Текст книги "Песочные часы"
Автор книги: Анна Масс
Жанры:
Биографии и мемуары
,сообщить о нарушении
Текущая страница: 10 (всего у книги 27 страниц)
Воображала Марта
В бывшую квартиру Глазуновых въехала другая семья. Мы всем двором собрались у грузовика и смотрели, как четверо солдат сгружают мебель. Возле солдат суетилась расфуфыренная дама и командовала:
– Осторожно, сервант! Осторожно, ящик с фарфором! Зеркало! Легче! Тише!
Тут во двор въехал черный блестящий автомобиль и из него вышли генерал, толстый мальчишка лет четырех и девочка лет одиннадцати.
Мы так и уставились на генерала. Никогда не видели вблизи живых генералов. Он был красивый, высокий, довольно еще молодой, с золотыми звездами на погонах, с широкими красными лампасами. На груди – орденские ленточки чуть ли не в десять рядов.
Мимо проходил Кирка Рапопорт, Мишкин брат, лейтенант. Увидев генерала, он замер, руки по швам, весь как-то прогнулся назад, отдал честь и, чеканя шаг, прошел мимо. Генерал снисходительно ему кивнул и тоже отдал честь. Генерал! Нашему Кирке!! Отдал честь!!! А потом взял за руки своих детей и скрылся в подъезде.
Мальчишки тут же принялись изображать сцены боя из фильма «Чапаев», который мы ходили смотреть всем двором в кинотеатре Повторного фильма. А мы, девочки, сели на скамейку и стали обсуждать генеральскую дочку, которая теперь будет жить в нашем доме.
– Сразу видно – воображала, – сказала Аня.
– Естественно, – согласилась Валя.
– А по-моему, ничего, – возразила я.
– А по-моему, воображала! – настаивала Аня. – Если бы у тебя был отец генерал, ты бы разве не воображала?
– Конечно, воображала! – подтвердила Валя. – Раз у нее такой отец.
– Я воображал терпеть не могу! – сказала Наташа, хотя сама была та еще воображала.
И мы решили не дружить с генеральской дочкой.
Вечером ко мне пришла Наташа и сообщила, что новую девочку зовут Марта, она будет учиться в двадцать девятой школе, может быть, даже в Наташкином классе.
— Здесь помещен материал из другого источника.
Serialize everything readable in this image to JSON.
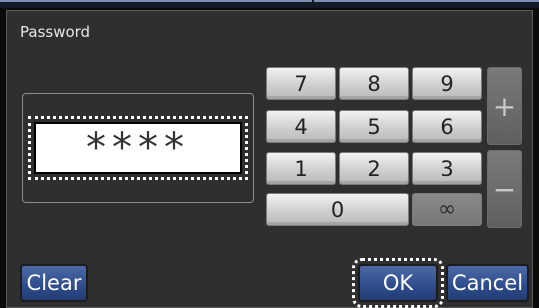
{
  "dialog": {
    "title": "Password"
  },
  "display": {
    "value": "****"
  },
  "keypad": {
    "k7": "7",
    "k8": "8",
    "k9": "9",
    "k4": "4",
    "k5": "5",
    "k6": "6",
    "k1": "1",
    "k2": "2",
    "k3": "3",
    "k0": "0",
    "inf": "∞",
    "plus": "+",
    "minus": "−"
  },
  "buttons": {
    "clear": "Clear",
    "ok": "OK",
    "cancel": "Cancel"
  },
  "colors": {
    "dialog_bg": "#2f2f2f",
    "button_blue": "#2e4c8c",
    "key_face": "#cfcfcf"
  }
}
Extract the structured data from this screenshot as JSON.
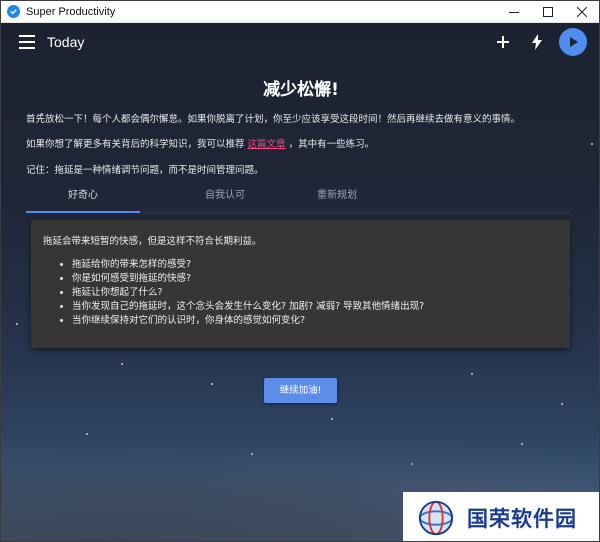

Оказалось, что пока мы учили уроки, Наташкина мама успела познакомиться с генеральшей, и та ей все это рассказала.
– Трудно этой Марте придется, – сказала Наташа. – У нас в классе воображал не любят.
– А где их любят? – согласилась я.
И нам стало жалко Марту, что у нее такой отец, из-за которого, хочешь не хочешь, а задерешь нос.
Мы решили Марте помочь, чтобы ей все-таки не так трудно пришлось в жизни. Наташа взяла листок бумаги, и мы стали сочинять письмо:
«Марта! – писала Наташа. – Мы согласны с тобой дружить. Но не думай, что из-за твоего отца. Думаешь, у тебя одной такой важный отец? Мой папа, например, знаменитый режиссер и… – Наташа задумалась. – И знаменитый чемпион всей страны по штанге…» – ей очень нравился чемпион Советского Союза по штанге Григорий Новак, красноармеец.
– Не поверит, – усомнилась я. – По фигуре не подходит. Лучше напиши – знаменитый боксер.
Мы развеселились, представив себе пятидесятилетнего Наташкиного папу в трусах и в боксерских перчатках на ринге.
– «…и знаменитый боксер легкого веса», – написала Наташа. – Теперь твой давай.
– Ну, писатель…
– И всё?
– А чего еще?
– Ну, хотя бы – знаменитый писатель.
– Чего это – твой знаменитый, мой знаменитый? Пусть хотя бы – великий.
– Ну, пусть, – согласилась Наташа, но тут же предложила свой вариант: – А давай наоборот: мой – великий, а твой – знаменитый.
– Ну, давай. Мне все равно.
– Так, а еще кто твой?
– Еще можно – профессор, – сказала я. – Профессор всех наук.
– А давай лучше мой будет профессор, а твой – боксер легкого веса.
После недолгого спора я отдала Наташиному папе профессора, но от боксера отказалась и придумала своему – несгибаемого борца за мир во всем мире.
– Ух ты! – снова позавидовала Наташа. – Ладно уж, забирай профессора, а мне отдай несгибаемого.
Но тут уж я сказала – «фигушки!»
«…Так что не очень-то воображай, если хочешь с нами дружить, – продолжала письмо Наташа. – В знак согласия жди нас сегодня в шесть часов во дворе возле песочницы».
Мы переписали письмо набело, обе расписались, сложили листок треугольником, спустились на второй этаж к генеральской квартире и опустили письмо в почтовый ящик на двери.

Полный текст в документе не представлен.